Recent memory comes up lacking when pressed for an example of a draft quite so preordained at the very top as this season’s turned out to be. When the Detroit Tigers selected Riley Greene with their first round pick, it surprised exactly no one, and rounded out a run of five picks to open the night that went exactly as everyone was sure they would.
Greene is an excellent prospect, but that kind of draft day storyline offers very little intrigue. Fortunately, the baseball gods are an excitable bunch, and things got a lot more interesting as the first round wound down and the second began. With reports floating around that the Tigers were looking heavily into college bats, most of the speculation was that they would spring for a bat-first middle infielder. Rumors of a college infielder catching Detroit’s eye came to fruition, but the pick came down as Nick Quintana, a player that hadn’t been mentioned as a target by (m)any covering the team.
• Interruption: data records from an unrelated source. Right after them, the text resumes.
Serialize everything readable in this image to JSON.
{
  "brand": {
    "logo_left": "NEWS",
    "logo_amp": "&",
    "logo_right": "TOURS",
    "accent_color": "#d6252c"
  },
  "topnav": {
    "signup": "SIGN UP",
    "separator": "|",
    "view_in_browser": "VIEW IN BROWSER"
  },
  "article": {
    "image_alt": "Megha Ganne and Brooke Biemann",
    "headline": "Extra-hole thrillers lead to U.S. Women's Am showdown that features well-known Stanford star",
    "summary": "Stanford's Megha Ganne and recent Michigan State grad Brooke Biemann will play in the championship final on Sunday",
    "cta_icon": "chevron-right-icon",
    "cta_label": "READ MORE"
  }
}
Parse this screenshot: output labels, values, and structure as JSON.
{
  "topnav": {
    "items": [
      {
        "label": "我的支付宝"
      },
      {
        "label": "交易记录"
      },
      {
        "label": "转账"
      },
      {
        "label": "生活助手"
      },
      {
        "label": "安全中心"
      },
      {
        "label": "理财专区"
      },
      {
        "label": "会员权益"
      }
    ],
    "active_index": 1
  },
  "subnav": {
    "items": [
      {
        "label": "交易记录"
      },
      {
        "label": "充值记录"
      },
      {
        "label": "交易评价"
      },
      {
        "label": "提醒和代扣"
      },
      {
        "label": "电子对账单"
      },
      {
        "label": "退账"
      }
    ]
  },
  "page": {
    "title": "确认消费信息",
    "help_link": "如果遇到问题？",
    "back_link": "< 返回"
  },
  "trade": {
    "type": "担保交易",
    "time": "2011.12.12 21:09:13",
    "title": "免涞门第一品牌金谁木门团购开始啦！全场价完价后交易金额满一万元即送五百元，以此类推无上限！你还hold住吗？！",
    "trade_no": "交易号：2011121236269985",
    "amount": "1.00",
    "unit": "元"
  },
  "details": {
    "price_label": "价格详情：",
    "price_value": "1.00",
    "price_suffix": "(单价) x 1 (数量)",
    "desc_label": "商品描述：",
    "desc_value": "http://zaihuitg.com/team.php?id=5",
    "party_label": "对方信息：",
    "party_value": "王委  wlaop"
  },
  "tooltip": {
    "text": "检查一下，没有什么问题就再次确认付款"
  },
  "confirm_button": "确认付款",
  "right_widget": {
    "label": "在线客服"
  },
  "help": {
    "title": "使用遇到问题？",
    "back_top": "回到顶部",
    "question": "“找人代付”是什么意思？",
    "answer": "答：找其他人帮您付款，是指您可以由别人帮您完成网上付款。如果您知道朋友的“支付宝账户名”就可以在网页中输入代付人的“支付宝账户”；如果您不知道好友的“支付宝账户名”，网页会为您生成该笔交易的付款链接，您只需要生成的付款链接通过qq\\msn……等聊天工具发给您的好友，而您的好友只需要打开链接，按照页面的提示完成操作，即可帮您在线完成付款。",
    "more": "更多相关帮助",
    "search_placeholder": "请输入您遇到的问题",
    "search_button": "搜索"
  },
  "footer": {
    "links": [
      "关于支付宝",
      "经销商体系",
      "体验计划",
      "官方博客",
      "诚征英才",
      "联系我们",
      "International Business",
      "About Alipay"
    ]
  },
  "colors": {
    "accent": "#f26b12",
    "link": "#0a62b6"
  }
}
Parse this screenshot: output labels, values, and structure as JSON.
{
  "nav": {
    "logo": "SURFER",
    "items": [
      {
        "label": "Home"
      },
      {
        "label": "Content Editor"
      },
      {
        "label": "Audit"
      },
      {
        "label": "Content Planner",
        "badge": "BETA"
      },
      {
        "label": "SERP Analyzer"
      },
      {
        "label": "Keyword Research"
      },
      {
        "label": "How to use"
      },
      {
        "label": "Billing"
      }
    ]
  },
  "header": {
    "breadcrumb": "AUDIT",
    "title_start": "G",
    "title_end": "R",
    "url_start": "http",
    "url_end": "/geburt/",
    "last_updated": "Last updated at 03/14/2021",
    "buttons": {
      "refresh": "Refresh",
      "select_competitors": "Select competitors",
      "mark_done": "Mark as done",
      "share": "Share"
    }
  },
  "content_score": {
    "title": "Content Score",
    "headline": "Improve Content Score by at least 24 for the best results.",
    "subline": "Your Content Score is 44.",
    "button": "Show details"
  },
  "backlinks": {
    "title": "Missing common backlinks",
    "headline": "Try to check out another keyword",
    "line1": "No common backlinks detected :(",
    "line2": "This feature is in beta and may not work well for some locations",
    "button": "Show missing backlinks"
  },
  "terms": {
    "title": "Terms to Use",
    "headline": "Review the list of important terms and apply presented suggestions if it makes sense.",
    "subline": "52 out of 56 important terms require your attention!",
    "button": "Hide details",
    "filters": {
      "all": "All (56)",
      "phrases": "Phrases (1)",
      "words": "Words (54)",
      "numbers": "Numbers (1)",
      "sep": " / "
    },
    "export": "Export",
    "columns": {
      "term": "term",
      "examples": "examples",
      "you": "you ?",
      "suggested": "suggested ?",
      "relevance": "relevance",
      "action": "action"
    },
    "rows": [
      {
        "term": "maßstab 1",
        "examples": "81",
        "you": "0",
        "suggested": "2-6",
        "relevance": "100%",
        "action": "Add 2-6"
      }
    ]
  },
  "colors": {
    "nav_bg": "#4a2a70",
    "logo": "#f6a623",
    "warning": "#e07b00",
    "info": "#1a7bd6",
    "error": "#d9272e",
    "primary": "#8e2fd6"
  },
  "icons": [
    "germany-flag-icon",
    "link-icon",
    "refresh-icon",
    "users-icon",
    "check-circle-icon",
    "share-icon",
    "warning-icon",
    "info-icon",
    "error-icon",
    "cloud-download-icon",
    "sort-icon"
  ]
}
At first blush, the pick seems like a bit of a reach given where Quintana was listed on some pre-draft rankings. But what does a deeper examination reveal?
Draft day age: 21
MLB Pipeline draft prospect rank: 77th
Previously drafted: 2016, 11th round
MLB Pipeline Scouting Grades: 3B Nick Quintana
The biggest point in Quintana’s favor is his ability to legitimately impact the game on both sides of the ball. He was a well-known prospect as a prep player, a shortstop in high school that many saw as a second baseman. He’s a third baseman now — a transition he the moment he got to Arizona. Since making that defensive switch, he’s made huge strides with his glovework. Once seen as a defensive liability, he’s now widely considered a potential plus fielder. That’s a testament to his outstanding work ethic and coachability, both of which were praised highly as a prep prospect.
Quintana also compliments his defensive work with an excellent arm for the position. He pairs sheer arm strength with the ability to make accurate throws while on the run. Moreover, he’s frequently applauded for his unimpeachable instincts at the position. He makes plays with confidence and takes a quick first step, helping him overcome unimpressive range and running speed. The sum of those parts is a very good defensive third baseman.
His biggest strength, however, is his power in the batters’ box. That’s the big draw here: Nick Quintana can really swing it. His numbers with the Wildcats are pretty impressive; hitting .346/.469/.630 on the season. A staggering 43.06 percent of his hits have gone for extra bases. Those figures tally to an isolated slugging mark of .284, or, really good.
Evaluators believe that, while he obviously won’t keep hitting like Ted Williams as a professional, the tools are there to support good offensive performance. FanGraphs calls Quintana “an athletic swinger with power” and Baseball America notes that “above-average raw power” solidifies his game. The corner infielder derives his power from good bat speed — not hulking musculature — and that encourages scouts that he’ll be able to maintain his power and improve on what he’s already shown once under pro instruction.
In short, there’s plenty of pop in Quintana’s bat, which could make him a middle-of-the-order hitter at the highest level if it all comes together.
Quintana isn’t a fast runner, and it’s the biggest knock on the physical part of his profile. As we discussed earlier, it isn’t much of a detriment to his defensive actions at third base, but it is what facilitated his move to the hot corner in the first place. Not rangy enough to play at short, don’t expect to see him beat out too many ground balls, either. He’s simply not fast enough.
Fortunately, evaluators don’t make a big deal out of his running speed, or lack thereof. It’s not as if he’s going to stop the show with painfully long home-to-first times. Quintana’s expected performance shouldn’t be impacted terribly much by this shortcoming at all. Sluggers are rarely very quick to begin with, and his reflexes should be more than enough to compensate for the lack in this area.
The bigger problem is his propensity for whiffs in the batters’ box. Quintana comes tied to a career 20.03 percent strikeout rate in three years at Arizona — a modest rate by today’s MLB standards, but higher than one would like to see from an advanced college star. It’s an issue that springs from his sometimes overly pull-happy approach, according to MLB Pipeline. While his slow footspeed may not present a long-term roadblock, this does.
Because Quintana relies on his power to make an offensive contribution. That power is a real threat when he makes contact, which is what got him drafted. It goes without saying, though, that his power is utterly neutralized when he cannot put the bat on the ball. It’s a problem that Detroit’s developmental staff will be working with him on from day one.